Hagan-Inhofe Amendment signed into law

Mar. 28, 2013 @ 05:45 PM

The Hagan-Inhofe Amendment, despite some challenges, was signed into law earlier this week. 

The amendment, proposed by Senator Kay Hagan, D-NC, and Senator Jim Inhofe, R-OK, will provide funding for the Tuition Assistance Program for active service military members for the remainder of the fiscal year. 

Initially, it did not seem like the amendment would be included in the continuing resolution.

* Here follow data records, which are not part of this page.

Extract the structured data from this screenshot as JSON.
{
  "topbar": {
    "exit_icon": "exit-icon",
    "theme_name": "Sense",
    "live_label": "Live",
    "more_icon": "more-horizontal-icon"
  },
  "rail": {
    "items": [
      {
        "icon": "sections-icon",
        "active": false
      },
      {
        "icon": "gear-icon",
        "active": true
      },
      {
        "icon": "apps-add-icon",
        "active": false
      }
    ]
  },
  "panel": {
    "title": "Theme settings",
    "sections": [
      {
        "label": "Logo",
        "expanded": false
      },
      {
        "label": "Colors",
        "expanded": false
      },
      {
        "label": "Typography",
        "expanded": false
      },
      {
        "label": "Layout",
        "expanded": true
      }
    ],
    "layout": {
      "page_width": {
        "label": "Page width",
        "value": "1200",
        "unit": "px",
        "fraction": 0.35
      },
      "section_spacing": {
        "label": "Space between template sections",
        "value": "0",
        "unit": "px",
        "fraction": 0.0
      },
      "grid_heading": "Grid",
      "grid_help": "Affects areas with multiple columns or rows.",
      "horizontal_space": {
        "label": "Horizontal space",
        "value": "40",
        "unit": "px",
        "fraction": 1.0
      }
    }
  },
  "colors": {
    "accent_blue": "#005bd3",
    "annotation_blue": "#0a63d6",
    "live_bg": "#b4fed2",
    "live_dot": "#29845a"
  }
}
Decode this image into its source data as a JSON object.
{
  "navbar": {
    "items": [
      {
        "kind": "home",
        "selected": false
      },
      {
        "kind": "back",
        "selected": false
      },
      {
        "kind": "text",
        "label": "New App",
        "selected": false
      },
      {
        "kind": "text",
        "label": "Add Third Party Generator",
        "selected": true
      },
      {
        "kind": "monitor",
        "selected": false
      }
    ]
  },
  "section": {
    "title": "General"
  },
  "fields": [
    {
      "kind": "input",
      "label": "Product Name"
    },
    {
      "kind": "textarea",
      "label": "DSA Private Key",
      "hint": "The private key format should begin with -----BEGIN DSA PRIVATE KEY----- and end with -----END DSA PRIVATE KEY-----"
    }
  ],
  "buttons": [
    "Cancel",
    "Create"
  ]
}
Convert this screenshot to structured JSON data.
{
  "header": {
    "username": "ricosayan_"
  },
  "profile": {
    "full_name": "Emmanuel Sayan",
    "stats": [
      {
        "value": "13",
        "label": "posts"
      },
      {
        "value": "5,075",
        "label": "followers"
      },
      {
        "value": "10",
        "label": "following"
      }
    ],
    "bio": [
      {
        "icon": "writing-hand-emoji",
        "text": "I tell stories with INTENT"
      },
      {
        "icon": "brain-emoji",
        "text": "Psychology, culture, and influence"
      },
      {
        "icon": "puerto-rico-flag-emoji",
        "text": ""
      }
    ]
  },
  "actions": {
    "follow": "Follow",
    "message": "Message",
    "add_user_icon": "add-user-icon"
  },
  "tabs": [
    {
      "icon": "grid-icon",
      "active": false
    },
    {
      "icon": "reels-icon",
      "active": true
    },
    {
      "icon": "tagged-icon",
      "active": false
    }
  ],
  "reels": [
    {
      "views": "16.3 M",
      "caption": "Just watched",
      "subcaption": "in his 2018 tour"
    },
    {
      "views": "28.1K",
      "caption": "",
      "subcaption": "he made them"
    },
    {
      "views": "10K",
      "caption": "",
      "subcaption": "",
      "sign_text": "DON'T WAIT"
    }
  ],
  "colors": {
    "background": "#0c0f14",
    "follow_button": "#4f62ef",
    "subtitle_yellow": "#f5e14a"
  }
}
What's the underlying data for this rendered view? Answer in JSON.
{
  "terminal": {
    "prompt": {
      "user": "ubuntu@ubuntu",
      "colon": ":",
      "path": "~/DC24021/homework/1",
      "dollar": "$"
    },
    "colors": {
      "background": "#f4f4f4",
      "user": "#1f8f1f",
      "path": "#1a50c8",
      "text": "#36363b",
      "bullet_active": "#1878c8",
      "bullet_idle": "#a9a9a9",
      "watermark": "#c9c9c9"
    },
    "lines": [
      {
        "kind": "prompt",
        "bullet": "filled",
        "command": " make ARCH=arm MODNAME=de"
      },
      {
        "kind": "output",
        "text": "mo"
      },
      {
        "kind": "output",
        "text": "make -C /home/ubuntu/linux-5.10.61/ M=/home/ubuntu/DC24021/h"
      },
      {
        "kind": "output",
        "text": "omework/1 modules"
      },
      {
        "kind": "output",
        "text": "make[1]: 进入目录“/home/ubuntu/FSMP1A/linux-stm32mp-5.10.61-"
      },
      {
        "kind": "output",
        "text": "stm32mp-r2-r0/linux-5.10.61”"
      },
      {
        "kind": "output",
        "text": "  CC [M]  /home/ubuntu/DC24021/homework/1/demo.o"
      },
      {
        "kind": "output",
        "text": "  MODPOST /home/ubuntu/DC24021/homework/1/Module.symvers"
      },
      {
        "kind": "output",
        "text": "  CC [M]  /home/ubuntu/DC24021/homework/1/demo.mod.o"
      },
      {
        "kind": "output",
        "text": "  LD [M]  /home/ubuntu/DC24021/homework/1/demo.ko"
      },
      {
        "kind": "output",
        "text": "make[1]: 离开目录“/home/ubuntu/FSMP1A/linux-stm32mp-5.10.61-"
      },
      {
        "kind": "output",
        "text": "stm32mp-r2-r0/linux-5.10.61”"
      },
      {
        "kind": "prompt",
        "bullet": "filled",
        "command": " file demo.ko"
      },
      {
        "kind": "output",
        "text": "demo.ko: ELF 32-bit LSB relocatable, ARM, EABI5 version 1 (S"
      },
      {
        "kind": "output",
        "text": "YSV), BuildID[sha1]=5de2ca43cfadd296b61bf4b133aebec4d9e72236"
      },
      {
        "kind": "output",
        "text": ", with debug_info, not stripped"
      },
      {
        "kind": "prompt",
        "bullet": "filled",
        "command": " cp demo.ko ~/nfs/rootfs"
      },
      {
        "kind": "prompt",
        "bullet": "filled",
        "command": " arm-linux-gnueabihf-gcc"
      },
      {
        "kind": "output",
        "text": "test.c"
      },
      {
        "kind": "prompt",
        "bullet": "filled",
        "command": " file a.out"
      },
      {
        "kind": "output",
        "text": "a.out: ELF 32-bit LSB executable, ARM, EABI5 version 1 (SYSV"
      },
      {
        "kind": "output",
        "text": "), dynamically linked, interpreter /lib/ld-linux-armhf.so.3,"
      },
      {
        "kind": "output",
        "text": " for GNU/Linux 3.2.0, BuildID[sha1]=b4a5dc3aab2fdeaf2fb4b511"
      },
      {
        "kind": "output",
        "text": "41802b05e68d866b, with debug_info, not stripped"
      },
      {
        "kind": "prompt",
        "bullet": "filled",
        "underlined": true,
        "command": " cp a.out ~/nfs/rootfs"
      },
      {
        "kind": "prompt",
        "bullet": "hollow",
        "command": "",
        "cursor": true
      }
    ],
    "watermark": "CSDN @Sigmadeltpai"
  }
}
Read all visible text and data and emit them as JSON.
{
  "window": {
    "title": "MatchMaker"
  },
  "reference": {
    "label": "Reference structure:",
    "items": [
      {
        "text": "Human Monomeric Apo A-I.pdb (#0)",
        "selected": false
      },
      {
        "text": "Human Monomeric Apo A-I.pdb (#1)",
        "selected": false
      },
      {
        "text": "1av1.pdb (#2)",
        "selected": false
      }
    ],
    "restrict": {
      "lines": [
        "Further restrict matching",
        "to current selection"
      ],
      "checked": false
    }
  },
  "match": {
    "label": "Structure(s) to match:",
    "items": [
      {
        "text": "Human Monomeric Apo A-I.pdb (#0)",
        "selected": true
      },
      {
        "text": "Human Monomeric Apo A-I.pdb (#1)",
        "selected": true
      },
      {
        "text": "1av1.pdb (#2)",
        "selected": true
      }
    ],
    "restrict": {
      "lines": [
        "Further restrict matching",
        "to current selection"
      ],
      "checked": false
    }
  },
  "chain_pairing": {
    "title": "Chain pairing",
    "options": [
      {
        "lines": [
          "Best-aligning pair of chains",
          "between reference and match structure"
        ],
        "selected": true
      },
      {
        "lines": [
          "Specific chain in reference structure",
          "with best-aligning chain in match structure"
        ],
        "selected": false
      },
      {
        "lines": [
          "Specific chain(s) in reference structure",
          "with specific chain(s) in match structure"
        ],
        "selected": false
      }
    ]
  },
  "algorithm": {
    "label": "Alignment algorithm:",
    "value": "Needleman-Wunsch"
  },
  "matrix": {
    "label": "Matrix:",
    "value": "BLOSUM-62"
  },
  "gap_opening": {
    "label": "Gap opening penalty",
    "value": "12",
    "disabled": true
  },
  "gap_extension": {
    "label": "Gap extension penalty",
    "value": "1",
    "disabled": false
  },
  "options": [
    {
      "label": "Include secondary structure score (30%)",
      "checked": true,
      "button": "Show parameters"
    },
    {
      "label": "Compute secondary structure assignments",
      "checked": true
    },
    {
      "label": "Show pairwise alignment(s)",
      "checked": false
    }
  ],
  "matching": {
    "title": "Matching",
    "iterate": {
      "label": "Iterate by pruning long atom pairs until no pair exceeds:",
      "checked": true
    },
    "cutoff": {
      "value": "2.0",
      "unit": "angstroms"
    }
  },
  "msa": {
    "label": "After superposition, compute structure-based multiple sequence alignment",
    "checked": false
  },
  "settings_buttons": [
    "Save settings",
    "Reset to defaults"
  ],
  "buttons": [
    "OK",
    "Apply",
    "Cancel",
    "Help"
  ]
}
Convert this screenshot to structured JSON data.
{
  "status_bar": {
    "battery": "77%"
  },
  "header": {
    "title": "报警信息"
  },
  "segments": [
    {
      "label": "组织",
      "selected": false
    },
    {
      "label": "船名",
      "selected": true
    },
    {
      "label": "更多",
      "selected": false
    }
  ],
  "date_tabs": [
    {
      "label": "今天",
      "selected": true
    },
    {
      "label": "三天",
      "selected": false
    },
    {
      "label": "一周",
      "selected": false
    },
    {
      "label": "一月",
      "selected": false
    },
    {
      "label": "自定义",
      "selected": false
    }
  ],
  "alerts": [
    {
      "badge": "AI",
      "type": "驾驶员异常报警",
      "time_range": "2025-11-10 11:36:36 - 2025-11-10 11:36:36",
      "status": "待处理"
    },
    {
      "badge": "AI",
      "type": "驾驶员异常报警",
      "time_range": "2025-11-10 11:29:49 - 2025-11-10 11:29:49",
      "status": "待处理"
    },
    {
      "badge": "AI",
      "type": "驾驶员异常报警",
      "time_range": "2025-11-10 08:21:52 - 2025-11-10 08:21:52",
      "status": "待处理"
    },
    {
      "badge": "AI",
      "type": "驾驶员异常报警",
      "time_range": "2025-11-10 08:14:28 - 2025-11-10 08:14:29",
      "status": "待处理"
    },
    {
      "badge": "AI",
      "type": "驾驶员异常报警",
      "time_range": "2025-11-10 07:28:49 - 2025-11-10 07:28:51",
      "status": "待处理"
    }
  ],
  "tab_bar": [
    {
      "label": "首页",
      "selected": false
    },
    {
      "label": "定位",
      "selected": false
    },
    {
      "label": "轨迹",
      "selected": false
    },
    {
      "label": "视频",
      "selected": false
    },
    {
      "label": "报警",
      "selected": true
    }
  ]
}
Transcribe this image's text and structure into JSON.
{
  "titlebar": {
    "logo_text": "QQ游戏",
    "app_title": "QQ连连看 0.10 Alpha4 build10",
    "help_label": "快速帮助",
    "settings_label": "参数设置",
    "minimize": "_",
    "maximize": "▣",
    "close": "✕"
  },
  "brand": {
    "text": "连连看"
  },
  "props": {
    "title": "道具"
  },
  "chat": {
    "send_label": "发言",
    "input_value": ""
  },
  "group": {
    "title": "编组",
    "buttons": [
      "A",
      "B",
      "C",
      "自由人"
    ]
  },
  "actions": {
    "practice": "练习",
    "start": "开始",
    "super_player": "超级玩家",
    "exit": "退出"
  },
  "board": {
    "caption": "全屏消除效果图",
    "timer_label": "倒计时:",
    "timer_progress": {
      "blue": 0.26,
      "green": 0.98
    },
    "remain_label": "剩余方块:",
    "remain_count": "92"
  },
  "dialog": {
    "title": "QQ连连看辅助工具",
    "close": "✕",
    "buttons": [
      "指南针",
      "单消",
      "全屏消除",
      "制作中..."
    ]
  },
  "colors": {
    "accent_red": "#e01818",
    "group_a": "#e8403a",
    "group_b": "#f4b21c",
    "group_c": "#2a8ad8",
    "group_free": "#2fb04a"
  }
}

There were numerous amendments and the Senate had difficulty reaching an agreement on them and voted to close debate last week. 

However, according to Press Secretary Chris Moyer, the office found out about a week ago that the amendment would be included. 

The managers of the bill, one republican and one democrat, went through the amendments and whittled down a few to be added to the resolution, Moyer said. 

The resolution will fund the government for the remainder of the fiscal year, which ends in late September. 

“I’m so pleased that we came together, Democrats and Republicans, to pass this important amendment,” Hagan said in a statement. “I’m proud to have worked with Senator Inhofe to restore Tuition Assistance for our service members who sacrifice so much for our country day in and day out. We cannot balance our budget on the backs of service members, and this amendment to restore Tuition Assistance will help us keep the promises we’ve made to them. The brave men and women who serve in uniform have never given up on our country, and today the Senate signaled that we won’t give up on them.”

Hagan and Inhofe had introduced the amendment as legislation when it appeared that the amendment would not be introduced. Hagan also wrote a letter to Secretary of Defense Chuck Hagel requesting that tuition assistance be restored. 

“This continuing resolution passed by the Senate will also mitigate the effects of sequestration on our military by funding additional priorities. As we work to get our fiscal house in order, I will continue to ensure that we do not make shortsighted cuts that harm our service members,” Hagan said in a statement.